Ericsson feels the squeeze as big customers slash 5G spending
Ericsson CEO Börje Ekholm is known to be a fan of ice hockey, where players are routinely pulverized against the sideboards and whacked with sticks. It seems fitting given the share of painful blows that his own company has suffered in the last year. From US fines over a bribery scandal in Iraq to write-downs at its loss-making cloud business, Ericsson has had to absorb the knocks and keep skating. But some damage was visible in the results it published today.
The good news is that Ericsson, outside China, remains the company to beat in 5G. Its share of the market for radio access networks (RANs) appears to have increased several years in a row – from 33% in 2017 to 39% now – and Ericsson is healthily profitable, which could not be said when Ekholm took charge in 2017. Boosted by recent takeover activity and a major licensing deal with Apple, its headline sales for the final quarter of 2022 were up 21%, to 86 billion Swedish kronor (US$8.4 billion), compared with the same period a year before.
But Ericsson also experienced one of its biggest profit slumps since the first half of Ekholm’s tenure. Hurt by higher costs and SEK4 billion ($390 million) worth of one-off charges – relating to US fines, write-downs and divestiture – its net income dropped by 39%, to SEK6.2 billion ($600 billion). Worse, all the various profit margins thinned, with Ericsson’s closely monitored EBIT (earnings before interest and tax) margin shrinking to just 9.1%, from 16.1% a year earlier. And the outlook is frosty.
The mini-boom in 5G spending appears to be over – temporarily, at least. Last year, the market for RAN products, where Ericsson now generates about 70% of its revenues, grew by around 5%, according to data from Dell’Oro, a market research firm that Ericsson uses. This year, RAN market sales are expected to fall by 1%. And in North America, responsible for nearly 30% of Ericsson’s overall revenues, Dell’Oro predicts they will drop by a worrying 7%.

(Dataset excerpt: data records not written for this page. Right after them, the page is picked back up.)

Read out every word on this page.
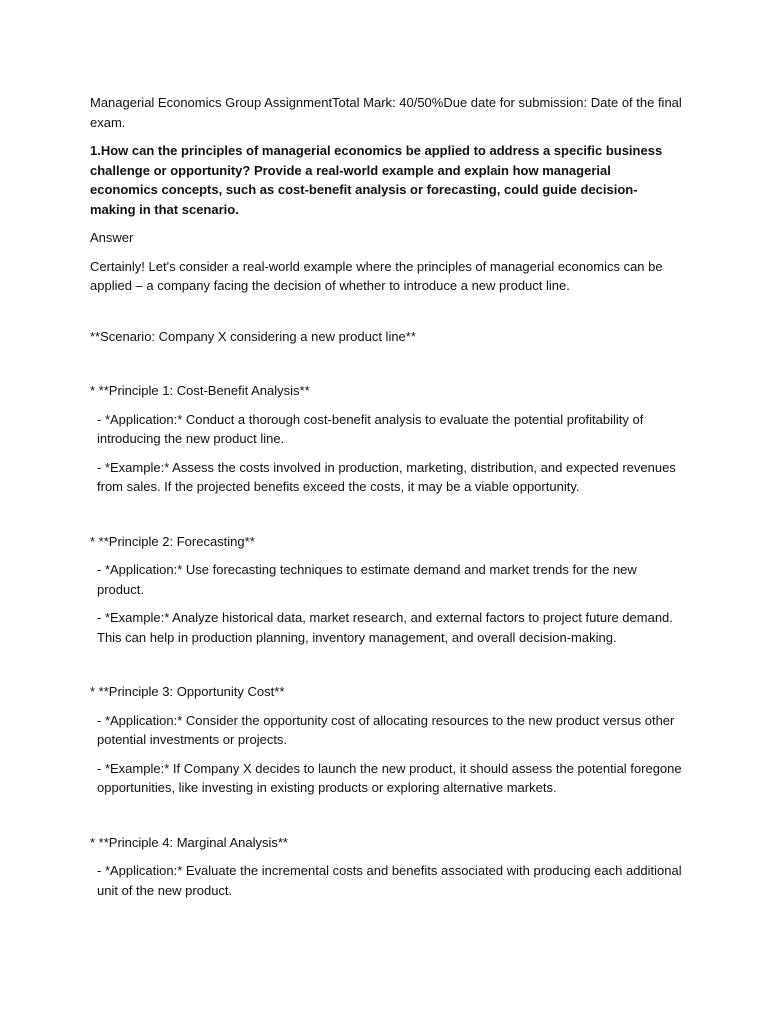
Managerial Economics Group AssignmentTotal Mark: 40/50%Due date for submission: Date of the final exam.

1.How can the principles of managerial economics be applied to address a specific business challenge or opportunity? Provide a real-world example and explain how managerial economics concepts, such as cost-benefit analysis or forecasting, could guide decision-making in that scenario.

Answer

Certainly! Let's consider a real-world example where the principles of managerial economics can be applied – a company facing the decision of whether to introduce a new product line.

**Scenario: Company X considering a new product line**

* **Principle 1: Cost-Benefit Analysis**

- *Application:* Conduct a thorough cost-benefit analysis to evaluate the potential profitability of introducing the new product line.

- *Example:* Assess the costs involved in production, marketing, distribution, and expected revenues from sales. If the projected benefits exceed the costs, it may be a viable opportunity.

* **Principle 2: Forecasting**

- *Application:* Use forecasting techniques to estimate demand and market trends for the new product.

- *Example:* Analyze historical data, market research, and external factors to project future demand. This can help in production planning, inventory management, and overall decision-making.

* **Principle 3: Opportunity Cost**

- *Application:* Consider the opportunity cost of allocating resources to the new product versus other potential investments or projects.

- *Example:* If Company X decides to launch the new product, it should assess the potential foregone opportunities, like investing in existing products or exploring alternative markets.

* **Principle 4: Marginal Analysis**

- *Application:* Evaluate the incremental costs and benefits associated with producing each additional unit of the new product.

Tightening the purse strings
The explanation for that was summarized by Ekholm on his quarterly call with analysts earlier today. After investing heavily in network rollouts during the last couple of years, many operators are cutting their expenditure amid signs of an economic downturn, and reducing the equipment stockpiles they built up when supplies were tight. “We expect operators to adjust inventory levels as the supply situation eases and we plan for these trends to continue during the first half of 2023,” said Ekholm.
On a like-for-like basis, then, full-year sales inched up only 1% year-on-year in the quarter. Margins suffered partly because of new business in markets such as India, with projects initially featuring a bigger share of margin-dilutive services work than they do in their later stages. The message is that 2023 represents a valley the industry must cross before it begins climbing once again.